In this post-"Bridesmaids" autumn, the comedy "What's Your Number?" looks awfully familiar: Its heroine is a 30-something woman who's lost her job and whose life is messed up, and who yearns for love but settles for casual sex; it's scripted by women but directed by a man; it has a wedding at its center; and its female characters speak with the kind of frankness that's still considered mildly shocking — for female characters, at any rate.
"I'm a jobless whore who's slept with 20 guys!" the main character of "What's Your Number?" tells her mother in a late scene, daring her to disapprove. Picture a male character saying this; you can't, because nobody would care.
But the key difference between the two movies, unfortunately, is this: "Bridesmaids" is much funnier. "What's Your Number?" suffers from an elaborate plot that traps the actors in scenarios that feel like a screenwriter's (or, in this case, a novelist's) invention.
Ally (former local Anna Faris) is shocked to learn, from a magazine article, that she's had twice as many lovers as the national average — and still hasn't met the right man.
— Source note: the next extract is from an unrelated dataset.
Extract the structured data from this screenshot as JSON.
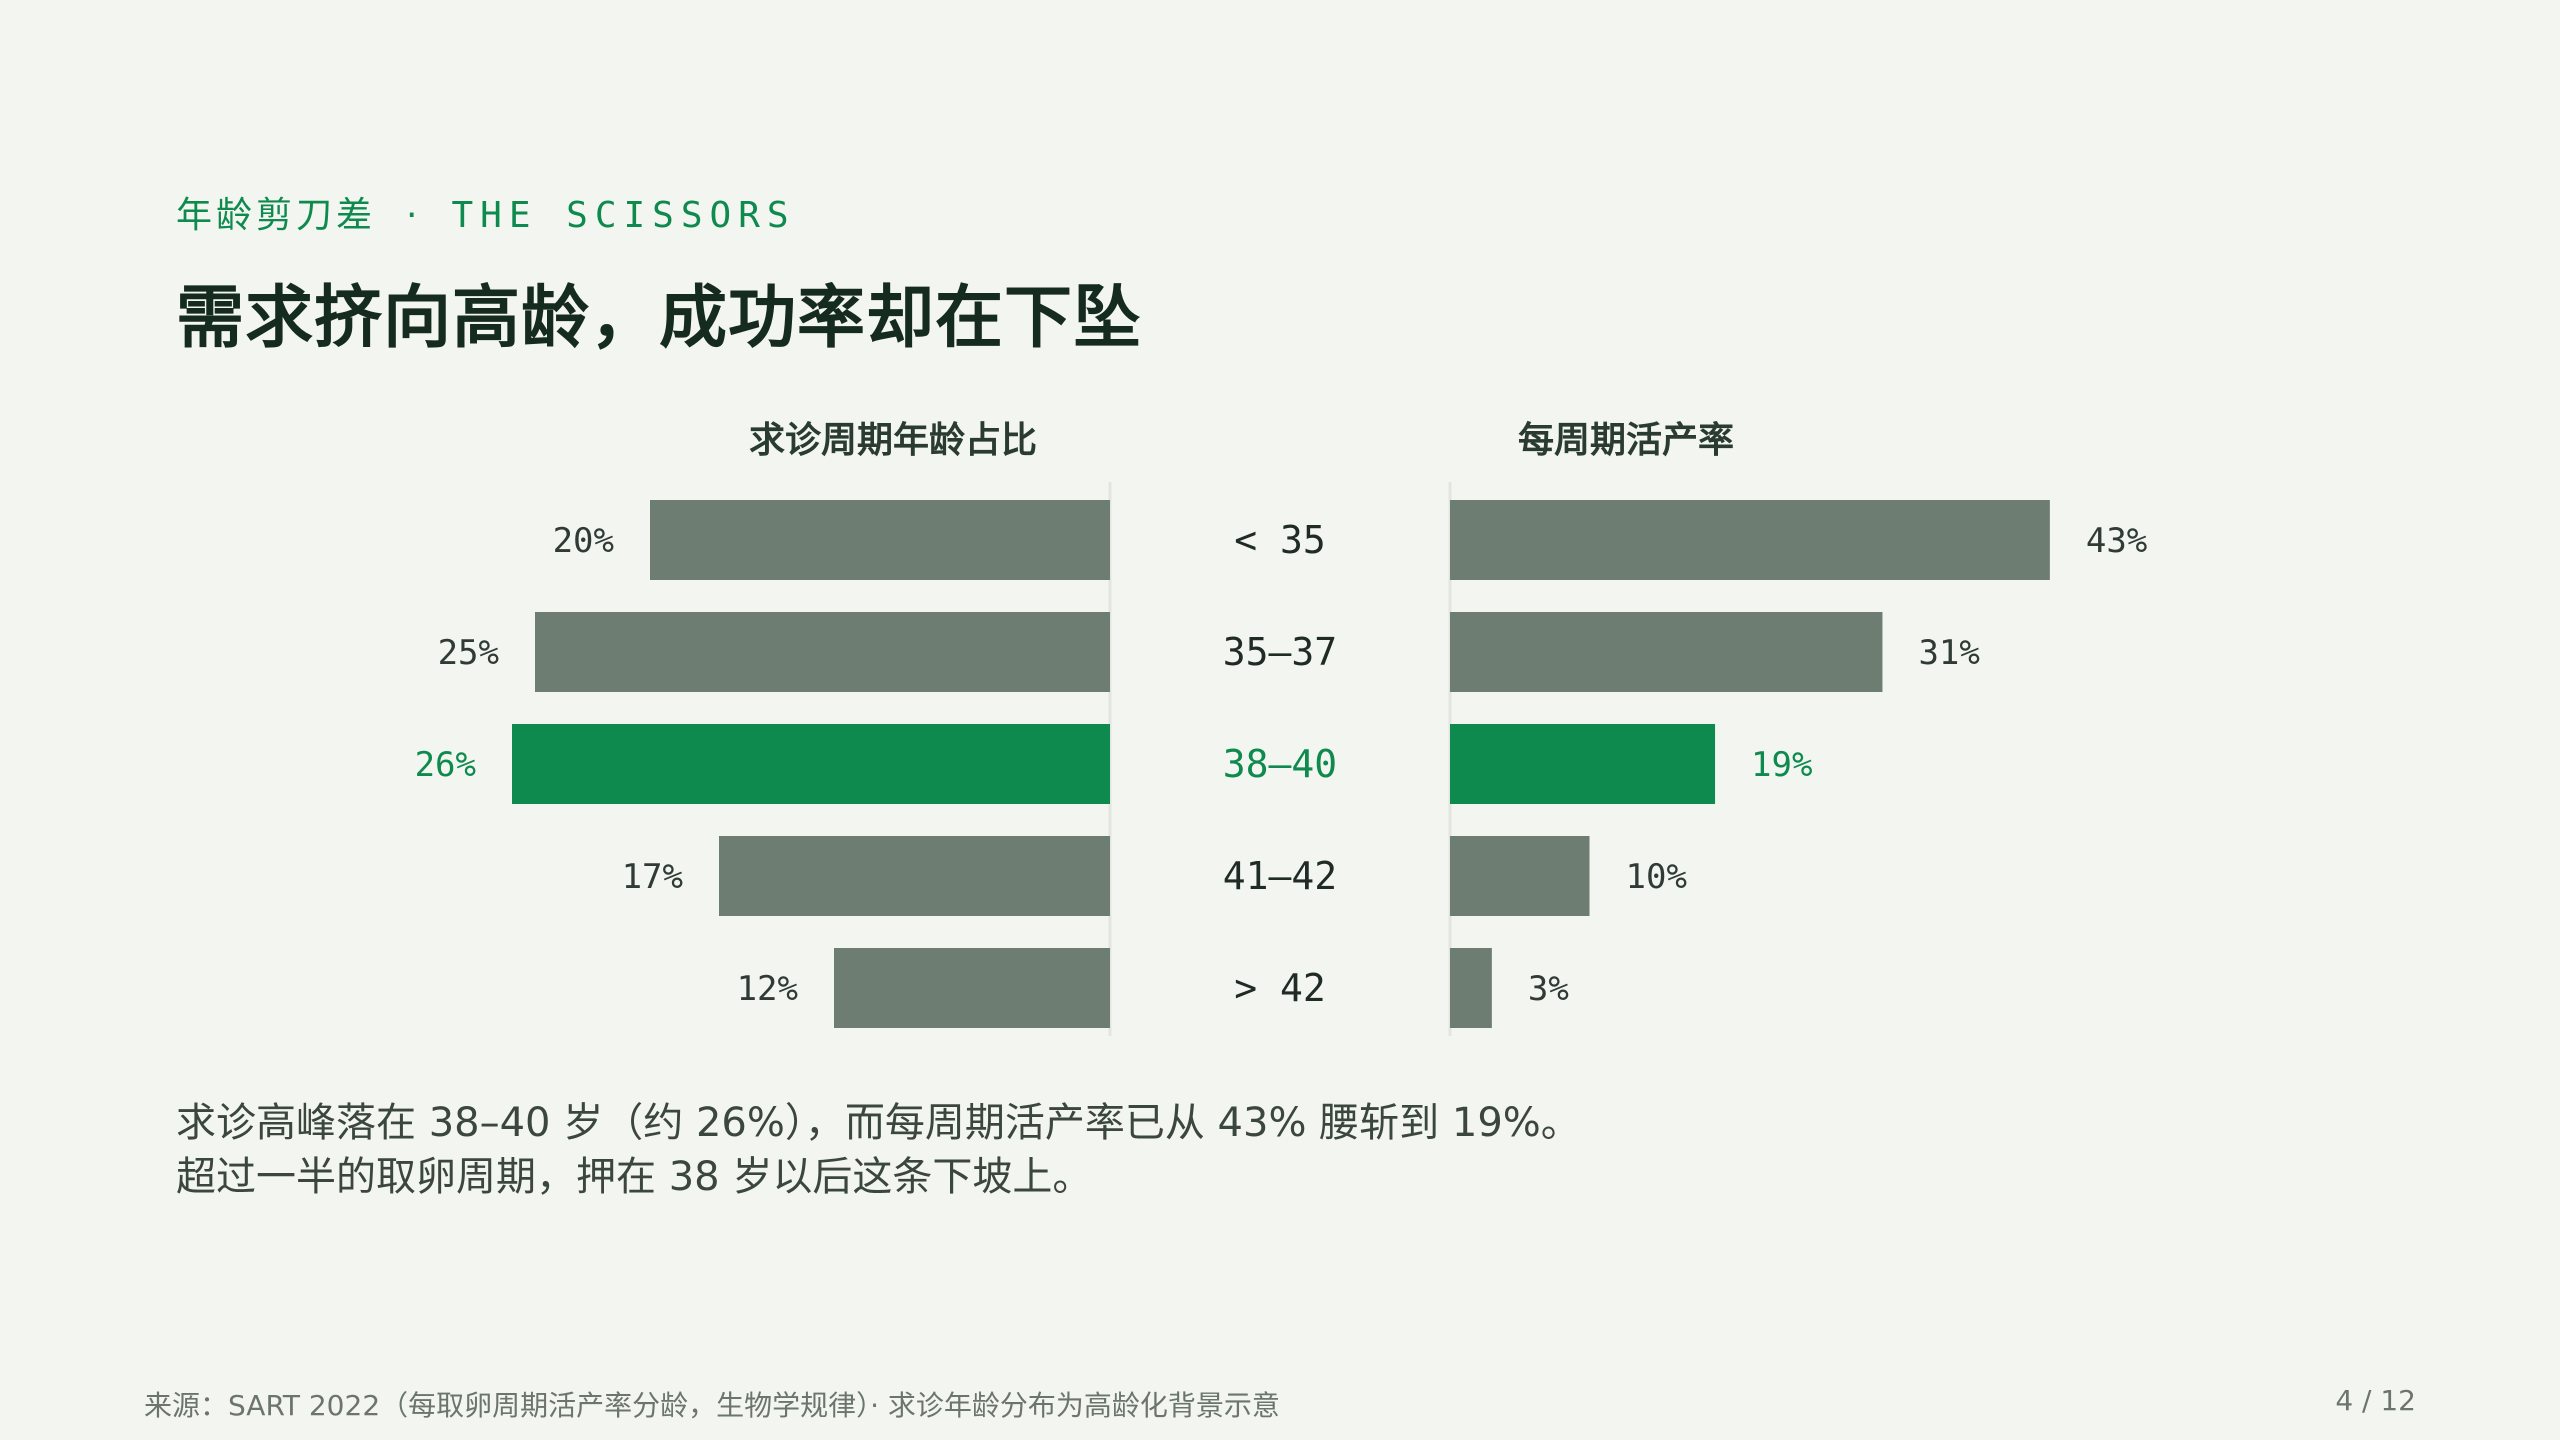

Determined to keep her "number" at 20, she embarks on a complicated plan to track down and revisit all of her former bedmates, in the hopes that one just might be Mr. Right. She's assisted in this scheme by her across-the-hall neighbor Colin (Chris Evans), who has a habit of collecting his morning newspaper while fetchingly clad in a casually held dish towel — and if you don't think that Ally and Colin are made for each other, you haven't seen enough romantic comedies.
The talented Faris attacks this uneven material with verve, and she's got some wonderfully offbeat moments. ("I'm always growing out my bangs. Don't get bangs," she murmurs, as if making a mental note to herself, while giving a toast at her sister's engagement party.) But the character is an odd mixture between dumb blonde (which Faris has played before, with a similarly slurry delivery) and smart heroine, just as the movie dances precariously between raunchy comedy and rom-com cuteness.
Faris deserves a better screenplay; maybe, if this only occasionally satisfying movie can manage to ride the "Bridesmaids" wave, she'll someday get one.